Transfer portal created college free agency


Jonah Bostick

In 2018, the NCAA introduced the modernized transfer portal. It was a new system in which athletes could transfer to other schools with less restrictions than before. Previously, undergraduate players could transfer to another school to play but it would cost them a year of play time. 

A revision was made in 2021 to the transfer portal—all athletes, graduate and undergraduate were immediately eligible to play for their new team the following season. 

While the transfer portal has given more opportunities to student athletes, the portal is more harmful than good. 

From a player’s perspective, the transfer portal is overall a positive system, as it provides more options for a player. For example, if a player is unsatisfied with their current school, they can now go to any school they want without preexisting restrictions. These restrictions included limiting transfer to a school in the same conference.

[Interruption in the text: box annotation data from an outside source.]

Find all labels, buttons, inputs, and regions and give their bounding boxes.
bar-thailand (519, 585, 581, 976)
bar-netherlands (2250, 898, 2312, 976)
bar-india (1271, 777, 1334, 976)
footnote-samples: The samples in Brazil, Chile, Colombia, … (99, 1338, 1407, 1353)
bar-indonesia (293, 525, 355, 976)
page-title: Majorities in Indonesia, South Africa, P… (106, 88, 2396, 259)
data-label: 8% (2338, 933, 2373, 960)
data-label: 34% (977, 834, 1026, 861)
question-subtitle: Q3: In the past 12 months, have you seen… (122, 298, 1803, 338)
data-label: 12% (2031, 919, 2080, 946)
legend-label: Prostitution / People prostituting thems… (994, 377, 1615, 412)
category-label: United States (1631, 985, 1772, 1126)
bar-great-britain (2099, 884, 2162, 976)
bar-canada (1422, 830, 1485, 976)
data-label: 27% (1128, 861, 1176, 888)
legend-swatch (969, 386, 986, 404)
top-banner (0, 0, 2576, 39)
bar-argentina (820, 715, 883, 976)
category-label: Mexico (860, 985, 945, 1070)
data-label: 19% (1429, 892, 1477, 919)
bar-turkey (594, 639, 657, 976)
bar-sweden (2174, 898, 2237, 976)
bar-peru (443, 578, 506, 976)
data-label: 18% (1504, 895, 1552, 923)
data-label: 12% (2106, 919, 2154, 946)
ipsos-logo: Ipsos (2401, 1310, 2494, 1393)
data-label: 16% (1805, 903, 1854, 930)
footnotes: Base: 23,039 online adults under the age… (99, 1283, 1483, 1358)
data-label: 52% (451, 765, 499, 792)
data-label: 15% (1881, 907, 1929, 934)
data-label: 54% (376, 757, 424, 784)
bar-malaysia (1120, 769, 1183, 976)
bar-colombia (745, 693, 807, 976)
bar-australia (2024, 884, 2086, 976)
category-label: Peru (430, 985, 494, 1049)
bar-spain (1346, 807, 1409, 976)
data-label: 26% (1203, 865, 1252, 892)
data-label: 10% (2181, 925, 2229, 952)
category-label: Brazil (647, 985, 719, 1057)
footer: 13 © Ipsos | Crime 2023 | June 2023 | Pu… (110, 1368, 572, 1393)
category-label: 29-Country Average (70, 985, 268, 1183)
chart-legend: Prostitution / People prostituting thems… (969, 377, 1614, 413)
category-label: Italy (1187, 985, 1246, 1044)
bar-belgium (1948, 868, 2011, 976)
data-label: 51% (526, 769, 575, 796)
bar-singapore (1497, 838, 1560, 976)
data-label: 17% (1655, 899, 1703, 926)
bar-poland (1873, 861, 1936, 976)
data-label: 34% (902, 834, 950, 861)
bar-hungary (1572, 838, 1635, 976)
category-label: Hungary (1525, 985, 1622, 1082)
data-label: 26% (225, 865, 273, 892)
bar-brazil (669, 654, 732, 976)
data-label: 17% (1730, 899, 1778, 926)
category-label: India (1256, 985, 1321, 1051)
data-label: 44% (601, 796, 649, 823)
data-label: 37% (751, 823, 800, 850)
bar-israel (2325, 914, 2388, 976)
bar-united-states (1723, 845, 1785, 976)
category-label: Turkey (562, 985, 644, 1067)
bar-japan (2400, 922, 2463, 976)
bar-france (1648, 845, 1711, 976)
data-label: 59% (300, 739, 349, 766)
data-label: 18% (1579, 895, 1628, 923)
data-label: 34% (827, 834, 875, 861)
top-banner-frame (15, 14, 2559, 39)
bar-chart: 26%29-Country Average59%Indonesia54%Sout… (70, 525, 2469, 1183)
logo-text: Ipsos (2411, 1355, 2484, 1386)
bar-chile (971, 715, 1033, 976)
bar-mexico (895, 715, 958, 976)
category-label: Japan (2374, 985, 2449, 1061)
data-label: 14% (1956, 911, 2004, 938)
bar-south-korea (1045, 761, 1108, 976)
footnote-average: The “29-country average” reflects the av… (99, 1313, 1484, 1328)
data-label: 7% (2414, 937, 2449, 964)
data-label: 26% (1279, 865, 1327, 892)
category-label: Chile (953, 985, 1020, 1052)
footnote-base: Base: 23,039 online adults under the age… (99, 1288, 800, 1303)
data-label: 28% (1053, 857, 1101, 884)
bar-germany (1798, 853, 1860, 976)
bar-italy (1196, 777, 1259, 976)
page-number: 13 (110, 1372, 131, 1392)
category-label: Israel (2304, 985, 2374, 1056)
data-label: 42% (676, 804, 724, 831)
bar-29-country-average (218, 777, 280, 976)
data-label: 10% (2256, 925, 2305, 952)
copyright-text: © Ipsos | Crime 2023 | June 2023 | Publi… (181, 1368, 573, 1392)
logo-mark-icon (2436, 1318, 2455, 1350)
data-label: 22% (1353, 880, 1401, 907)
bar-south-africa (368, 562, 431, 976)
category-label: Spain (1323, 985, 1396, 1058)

However, the transfer portal particularly harms the programs who aren’t the cream of the crop. If your university is not one of the top dogs, the portal is a harmful system.

The portal has lowered the value of high school recruiting. A commitment to a school means less now than ever before, since the portal is now always an option, it feels like athletes don’t really commit when coming out of high school. What used to be a three to four year commitment can be taken away after one season.

Some schools now don’t even bother with recruiting players out of high school. For example, the 15-man recruiting class for Texas State football in 2021 only consisted of transferring players from other schools. 

The transfer portal also provides a disadvantage to the smaller programs. 

Let’s say for example that ULM has an elite level player yet the team has a losing season. Any star player on a team could transfer away to a team with better odds at a winning season, unless they felt compelled to stay at their current program.

Now with the name, image and likeness ruling (NIL) in place, the transfer portal is now equivalent to free agency. Schools can now offer NIL deals to athletes, which is basically like offering them a contract to play for them. 

Although the transfer portal does have its benefits, it still produces more bad than good, and it has many problems which can deteriorate the tradition of college sports.